An electronic cigarette including the electronic cigarette solution composition prepared in Comparative Examples 2 to 10 was prepared, and smoking satisfaction was evaluated by a five-point measurement method for 50 smokers. The results are shown in Table 4 below. (Very satisfied: 5, somewhat satisfied: 4, moderately satisfied: 3, somewhat dissatisfied: 2 very dissatisfied: 1)

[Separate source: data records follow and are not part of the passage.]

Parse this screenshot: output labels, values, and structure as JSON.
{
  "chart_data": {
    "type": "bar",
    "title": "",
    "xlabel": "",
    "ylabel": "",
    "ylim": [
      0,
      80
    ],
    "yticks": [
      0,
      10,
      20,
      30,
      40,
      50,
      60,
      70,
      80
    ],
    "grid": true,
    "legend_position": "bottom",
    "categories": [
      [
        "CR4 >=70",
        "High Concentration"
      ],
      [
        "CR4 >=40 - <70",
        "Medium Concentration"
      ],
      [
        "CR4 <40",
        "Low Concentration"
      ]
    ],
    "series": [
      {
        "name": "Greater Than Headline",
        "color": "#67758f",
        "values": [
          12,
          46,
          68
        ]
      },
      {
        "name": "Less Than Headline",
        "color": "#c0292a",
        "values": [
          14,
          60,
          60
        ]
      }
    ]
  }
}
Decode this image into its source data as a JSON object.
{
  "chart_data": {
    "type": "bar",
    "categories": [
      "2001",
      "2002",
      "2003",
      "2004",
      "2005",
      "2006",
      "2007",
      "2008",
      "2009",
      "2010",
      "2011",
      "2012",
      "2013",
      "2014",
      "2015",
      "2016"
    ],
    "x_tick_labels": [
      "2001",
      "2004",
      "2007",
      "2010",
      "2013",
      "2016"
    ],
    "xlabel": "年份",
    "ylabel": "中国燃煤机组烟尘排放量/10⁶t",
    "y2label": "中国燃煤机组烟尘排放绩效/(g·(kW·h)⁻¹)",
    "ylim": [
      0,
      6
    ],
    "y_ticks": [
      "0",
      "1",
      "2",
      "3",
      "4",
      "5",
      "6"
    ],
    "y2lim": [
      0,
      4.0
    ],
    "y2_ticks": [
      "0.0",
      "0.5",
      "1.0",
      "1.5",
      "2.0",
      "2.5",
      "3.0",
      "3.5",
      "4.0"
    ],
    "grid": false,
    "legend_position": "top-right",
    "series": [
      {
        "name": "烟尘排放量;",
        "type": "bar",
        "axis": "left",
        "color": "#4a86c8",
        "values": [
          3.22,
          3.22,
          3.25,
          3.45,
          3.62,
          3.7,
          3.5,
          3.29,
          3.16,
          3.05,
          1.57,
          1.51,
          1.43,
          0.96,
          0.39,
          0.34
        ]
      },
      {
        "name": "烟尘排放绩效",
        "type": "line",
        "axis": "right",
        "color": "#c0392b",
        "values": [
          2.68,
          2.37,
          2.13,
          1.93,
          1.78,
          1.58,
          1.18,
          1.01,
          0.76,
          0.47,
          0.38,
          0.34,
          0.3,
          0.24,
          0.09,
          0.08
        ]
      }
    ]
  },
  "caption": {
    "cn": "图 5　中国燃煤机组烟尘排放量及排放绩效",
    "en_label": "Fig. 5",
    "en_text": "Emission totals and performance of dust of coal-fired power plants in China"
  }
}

ingredient Comparative Example 2 Comparative Example 3 Comparative Example 4 Comparative Example 5 Comparative Example 6 Comparative Example 7 Comparative Example 8 Comparative Example 9 Comparative Example 10 glycerin 85 86 89 84 80 80 81 90 84 ethanol 5 4 2 4 8 8 7 2 4 nicotine 8 5 5 8 8 8 8 5 8 Peach flavor 2 2 2 2 Coffee flavor 5 2 Apple flavor 4 Chocolate flavor 4 Cinnamon 4 2 Menthol 2 3 Tobacco flavor radish radish radish radish radish radish radish radish radish Smoking satisfaction 3.12 3.47 2.68 2.43 2.82 3.27 2.12 2.14 2.53

As shown in this example, an electronic cigarette prepared from an electronic cigarette solution containing 3,5,5-trimethyl-4-butenylidene-2-cyclohexen-1-one extracted in Preparation Examples 1 to 4 was used. Smoking satisfaction was higher than e-cigarettes that did not contain and the flavor was better when 3,5,5-trimethyl-4-butenylidene-2-cyclohexen-1-one was added and sugar, oligosaccharides and xylitol were added. Smoking satisfaction was also high.

Claims (9)

a) first extracting tobacco as a supercritical fluid at a temperature of 30-70 ° C. and a pressure of 450-750 bar;
b) secondary extraction of the material extracted in step a) into a supercritical fluid at a temperature of 30 to 70 ° C. and a pressure of 300 to 600 bar;
c) 3,5,5-trimethyl-4-bute comprising separating and purifying 3,5,5-trimethyl-4-butenylidene-2-cyclohexen-1-one from the extract of step b) Extraction method of nilidene-2-cyclohexen-1-one. The method of claim 1,
Step a) is a temperature of 35 to 60 ° C. and pressure 550 to 650 bar and b) is a 3,5,5-trimethyl-4-butenylidene-2-cyclohexene carried out at a temperature of 35 to 60 ° C. and a pressure of 400 to 500 bar. Extraction method of -1-one. The method of claim 1,
The supercritical fluid is carbon dioxide extraction method of 3,5,5-trimethyl-4-butenylidene-2-cyclohexen-1-one. The method of claim 1,
Supercritical fluid extraction method of 3,5,5-trimethyl-4-butenylidene-2-cyclohexen-1-one having a flow rate of 1 ~ 72g / hr. The method of claim 1,
Separation and purification of step c) is extraction method of 3,5,5-trimethyl-4-butenylidene-2-cyclohexen-1-one which is HPLC, distillation under reduced pressure and recrystallization. An electronic cigarette solution composition comprising 3,5,5-trimethyl-4-butenylidene-2-cyclohexen-1-one produced by the method according to any one of claims 1 to 5. The method of claim 6,
3,5,5-trimethyl-4-butenylidene-2-cyclohexen-1-one is contained in 1 to 25% by weight electronic cigarette solution composition. The method of claim 7, wherein
E-cigarette solution composition further comprises 50 to 80% by weight glycerin, 1 to 20% by weight ethanol, 1 to 10% by weight nicotine, 1 to 20% by weight propylene glycol and 1 to 10% by weight. The method of claim 7, wherein
Electronic cigarette solution composition further comprises one or more substances selected from monosaccharides, disaccharides and polysaccharides.